Mais voilà. Cela ne veut pas dire que les choses sont faciles.
Un emploi du temps saturé, et la perte de foi en l’humanité
Avoir 20h de cours par semaine, plus 4h de transport quotidien en tout, cela fait 40 heures par semaine. Plus beaucoup de devoirs, assez pour ne pouvoir dormir que trois heures par nuit…
Oui, ce sont des sacrifices, et bien évidemment que je les ai voulus et acceptés. Mais il y a une limite tout de même.
J’ai fait cela pendant deux ans. Cette année est la dernière, et les choses s’accélèrent. J’ai encore plus de boulot, à rendre encore plus vite.
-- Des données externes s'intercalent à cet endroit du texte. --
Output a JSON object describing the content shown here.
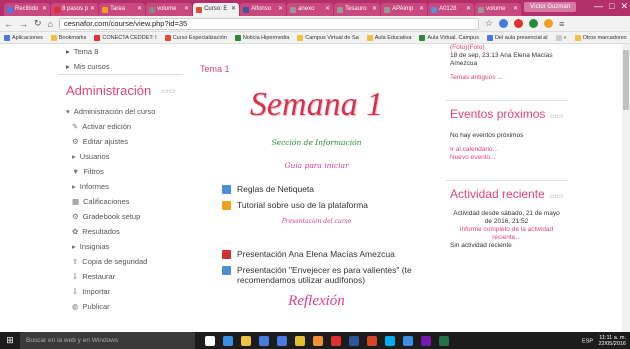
{
  "browser": {
    "tabs": [
      {
        "label": "Recibido",
        "color": "#4a7be0",
        "active": false
      },
      {
        "label": "8 pasos p",
        "color": "#e03030",
        "active": false
      },
      {
        "label": "Tarea",
        "color": "#f0a020",
        "active": false
      },
      {
        "label": "volume",
        "color": "#888888",
        "active": false
      },
      {
        "label": "Curso: E",
        "color": "#e05030",
        "active": true
      },
      {
        "label": "Alfonso",
        "color": "#3b5998",
        "active": false
      },
      {
        "label": "anexo",
        "color": "#999999",
        "active": false
      },
      {
        "label": "Tesauro",
        "color": "#999999",
        "active": false
      },
      {
        "label": "APAimp",
        "color": "#999999",
        "active": false
      },
      {
        "label": "A0128",
        "color": "#5a8ed8",
        "active": false
      },
      {
        "label": "volume",
        "color": "#999999",
        "active": false
      }
    ],
    "user_label": "Víctor Guzmán",
    "window_controls": [
      "—",
      "□",
      "✕"
    ],
    "url": "cesnafor.com/course/view.php?id=35",
    "bookmarks": [
      {
        "label": "Aplicaciones",
        "color": "#4a7be0"
      },
      {
        "label": "Bookmarks",
        "color": "#f0c040"
      },
      {
        "label": "CONECTA CEDDET: I",
        "color": "#e03030"
      },
      {
        "label": "Curso Especialización",
        "color": "#e05030"
      },
      {
        "label": "Noticia Hipermedia",
        "color": "#2a8a3a"
      },
      {
        "label": "Campus Virtual de Sa",
        "color": "#f0c040"
      },
      {
        "label": "Aula Educativa",
        "color": "#f0c040"
      },
      {
        "label": "Aula Virtual. Campus",
        "color": "#2a8a3a"
      },
      {
        "label": "Del aula presencial al",
        "color": "#4a7be0"
      },
      {
        "label": "»",
        "color": "#cccccc"
      },
      {
        "label": "Otros marcadores",
        "color": "#f0c040"
      }
    ]
  },
  "left": {
    "top_items": [
      {
        "label": "Tema 8",
        "icon": "▸"
      },
      {
        "label": "Mis cursos",
        "icon": "▸"
      }
    ],
    "admin_title": "Administración",
    "admin_items": [
      {
        "label": "Administración del curso",
        "icon": "▾"
      },
      {
        "label": "Activar edición",
        "icon": "✎"
      },
      {
        "label": "Editar ajustes",
        "icon": "⚙"
      },
      {
        "label": "Usuarios",
        "icon": "▸"
      },
      {
        "label": "Filtros",
        "icon": "▼"
      },
      {
        "label": "Informes",
        "icon": "▸"
      },
      {
        "label": "Calificaciones",
        "icon": "▦"
      },
      {
        "label": "Gradebook setup",
        "icon": "⚙"
      },
      {
        "label": "Resultados",
        "icon": "✿"
      },
      {
        "label": "Insignias",
        "icon": "▸"
      },
      {
        "label": "Copia de seguridad",
        "icon": "⇪"
      },
      {
        "label": "Restaurar",
        "icon": "⇩"
      },
      {
        "label": "Importar",
        "icon": "⇩"
      },
      {
        "label": "Publicar",
        "icon": "◍"
      }
    ]
  },
  "main": {
    "topic": "Tema 1",
    "heading": "Semana 1",
    "section_info": "Sección de Información",
    "guide": "Guía para iniciar",
    "resources_a": [
      {
        "label": "Reglas de Netiqueta",
        "color": "#4a90d0"
      },
      {
        "label": "Tutorial sobre uso de la plataforma",
        "color": "#f0a020"
      }
    ],
    "course_presentation": "Presentación del curso",
    "resources_b": [
      {
        "label": "Presentación Ana Elena Macías Amezcua",
        "color": "#d03030"
      },
      {
        "label": "Presentación \"Envejecer es para valientes\" (te recomendamos utilizar audífonos)",
        "color": "#4a90d0"
      }
    ],
    "bottom_text": "Reflexión"
  },
  "right": {
    "post_line1": "(Foto)(Foto)",
    "post_line2": "18 de sep, 23:13 Ana Elena Macías Amezcua",
    "older_topics": "Temas antiguos ...",
    "events_title": "Eventos próximos",
    "no_events": "No hay eventos próximos",
    "calendar_link": "Ir al calendario...",
    "new_event_link": "Nuevo evento...",
    "activity_title": "Actividad reciente",
    "activity_since": "Actividad desde sábado, 21 de mayo de 2016, 21:52",
    "full_report": "Informe completo de la actividad reciente...",
    "no_activity": "Sin actividad reciente"
  },
  "taskbar": {
    "search_placeholder": "Buscar en la web y en Windows",
    "icons": [
      {
        "name": "task-view-icon",
        "color": "#ffffff"
      },
      {
        "name": "edge-icon",
        "color": "#3a8ee6"
      },
      {
        "name": "file-explorer-icon",
        "color": "#f0c040"
      },
      {
        "name": "store-icon",
        "color": "#4a7be0"
      },
      {
        "name": "mail-icon",
        "color": "#4a7be0"
      },
      {
        "name": "chrome-icon",
        "color": "#e0c030"
      },
      {
        "name": "media-icon",
        "color": "#f09030"
      },
      {
        "name": "opera-icon",
        "color": "#e03030"
      },
      {
        "name": "word-icon",
        "color": "#2b579a"
      },
      {
        "name": "powerpoint-icon",
        "color": "#d24726"
      },
      {
        "name": "skype-icon",
        "color": "#00aff0"
      },
      {
        "name": "ie-icon",
        "color": "#3a8ee6"
      },
      {
        "name": "onenote-icon",
        "color": "#7719aa"
      },
      {
        "name": "excel-icon",
        "color": "#217346"
      }
    ],
    "lang": "ESP",
    "time": "11:11 a. m.",
    "date": "22/05/2016"
  }
}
Certains dans la classe ont été très vite largués mais je tenais bon, puisque j’avais réussi à trouver un logement étudiant à vingt minutes de l’école, et que cela avait changé mon quotidien.
Jusque-là, tout allait bien pour moi.
Vous vous en doutez, ça n’a pas duré. Nous avions demandé une aide financière, puisque je suis issue d’une humble famille de la classe moyenne, et que mes parents n’avaient pas les moyens de m’offrir un loyer à 500€ par mois (dire que pour un logement sur Paris ce n’est pas si cher que ça…).
Après cette demande, un courrier est arrivé, à l’adresse de cette résidence universitaire. Un courrier favorable. YOUPI ! Tout le monde était heureux, j’allais pouvoir être diplômée cette année !
Mais quelques jours plus tard, j’ai appris que ce papier était une erreur… Ça a été une grosse déception ; en réalité, je n’avais le droit qu’à la moitié de ce qui m’était annoncé dans le courrier…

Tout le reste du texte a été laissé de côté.